Mary non sarebbe potuta venire, perché aspettava il tecnico che doveva riparare il disintegratore dei rifiuti, e ci teneva a essere presente lei di persona, ma aveva rinviato il turno del tecnico per partecipare, insieme al marito, alla gara dimostrativa allestita da Barton. Una sua assenza sarebbe stata notata, e non tanto avrebbe potuto danneggiare la sua scala numerica, quanto avrebbe influito su quella del figlio, seppure in forma trasversale. Ogni umore pro o contro il Regime, anche il piú impercettibile manifestato da una persona, veniva rilevato e registrato.
Mentre stava seduto nel suo comodo posto da cui poteva vedere il rettangolo di gioco, Chris lasciava che queste idee fluissero libere alla mente. Osservava suo figlio che si muoveva con disinvoltura in mezzo al corteggio di Geon Black, cosí come aveva fatto durante l’inaugurazione del lago, e si chiedeva quanto Barton gli somigliasse animicamente, assodato che lo era geneticamente e per linea di sangue. Ma quanto incidevano sulla sfera genetica la condizione di Mater, il genio del luogo che ne infestava ogni angolo e anfratto, la stessa aria chimica e il cibo sintetico di cui la gente viveva? Fino a che punto suo figlio gli apparteneva biologicamente? Era certo che la dimensione nella quale sopravvivevano aveva da tempo iniziato a falsare i corredi cromosomici dei materiani nati dentro, a provocare mutazioni ancora in embrione ma che col progredire degli anni, se mai ne restavano tanti da vivere, si sarebbero manifestate apertamente, con tutte le disastrose conseguenze. Ma ora suo figlio era lí, e trionfava su ogni mutazione in divenire, padrone e gestore di ogni molecola del suo apparato fisiologico. Doveva, poteva esserne fiero?
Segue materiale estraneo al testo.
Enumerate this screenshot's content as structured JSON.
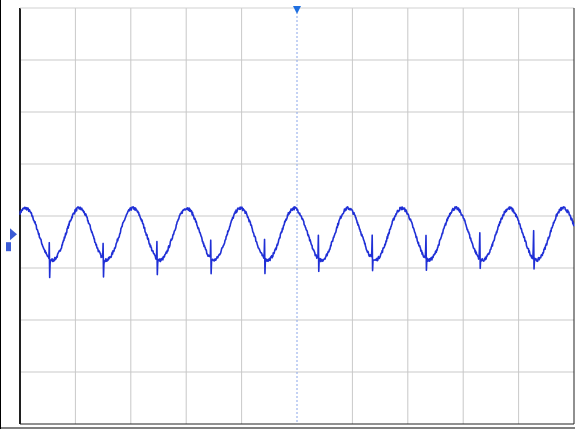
{
  "chart_data": {
    "type": "line",
    "title": "",
    "xlabel": "",
    "ylabel": "",
    "grid": true,
    "divisions": {
      "x": 10,
      "y": 8
    },
    "xlim": [
      0,
      10
    ],
    "ylim": [
      -4,
      4
    ],
    "series": [
      {
        "color": "#1f2fd6",
        "cycles": 10.3,
        "phase_at_left_edge": 0.15,
        "amplitude_div": 0.5,
        "offset_div": -0.35,
        "spike_phase": 0.7,
        "spike_up_div": 0.55,
        "spike_down_div": 0.4,
        "noise_div": 0.03
      }
    ],
    "markers": {
      "trigger_color": "#1f6fe0",
      "channel_marker_color": "#3b5bd6"
    }
  }
}
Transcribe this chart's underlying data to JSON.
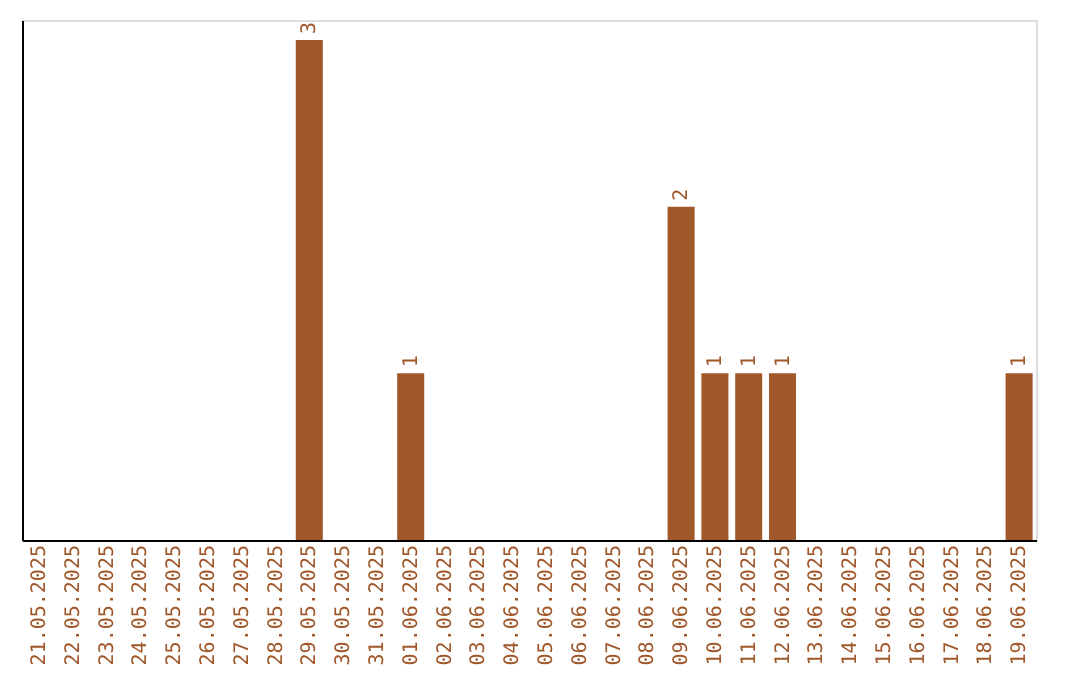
{
  "chart_data": {
    "type": "bar",
    "categories": [
      "21.05.2025",
      "22.05.2025",
      "23.05.2025",
      "24.05.2025",
      "25.05.2025",
      "26.05.2025",
      "27.05.2025",
      "28.05.2025",
      "29.05.2025",
      "30.05.2025",
      "31.05.2025",
      "01.06.2025",
      "02.06.2025",
      "03.06.2025",
      "04.06.2025",
      "05.06.2025",
      "06.06.2025",
      "07.06.2025",
      "08.06.2025",
      "09.06.2025",
      "10.06.2025",
      "11.06.2025",
      "12.06.2025",
      "13.06.2025",
      "14.06.2025",
      "15.06.2025",
      "16.06.2025",
      "17.06.2025",
      "18.06.2025",
      "19.06.2025"
    ],
    "values": [
      0,
      0,
      0,
      0,
      0,
      0,
      0,
      0,
      3,
      0,
      0,
      1,
      0,
      0,
      0,
      0,
      0,
      0,
      0,
      2,
      1,
      1,
      1,
      0,
      0,
      0,
      0,
      0,
      0,
      1
    ],
    "value_labels": [
      null,
      null,
      null,
      null,
      null,
      null,
      null,
      null,
      "3",
      null,
      null,
      "1",
      null,
      null,
      null,
      null,
      null,
      null,
      null,
      "2",
      "1",
      "1",
      "1",
      null,
      null,
      null,
      null,
      null,
      null,
      "1"
    ],
    "color": "#a0572a",
    "tick_labels": "x",
    "grid": false
  }
}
La tribuna centrale, dove sedeva in gloria Geon Black col suo stuolo di adulatori, dominava il campo, uno spazio rettangolare con una superficie a specchio molto levigata. Il gioco riproduceva lo stesso meccanismo dell’antico Subbuteo. Su quella spianata lucida e scivolosa, percorsa internamente da emissioni magnetiche, si fronteggiavano due squadre formate ciascuna da undici robot, divisi anche loro in verdi e rossi, i colori di cui erano dipinte le parti esterne delle armature in titanio. Dietro la schiena ciascuno dei cyber-giocatori portava una placca sensibile con sopra marchiato il numero di ruolo, lo stesso del giocatore in carne e ossa che dalla sua postazione a bordo campo lo comandava telepaticamente.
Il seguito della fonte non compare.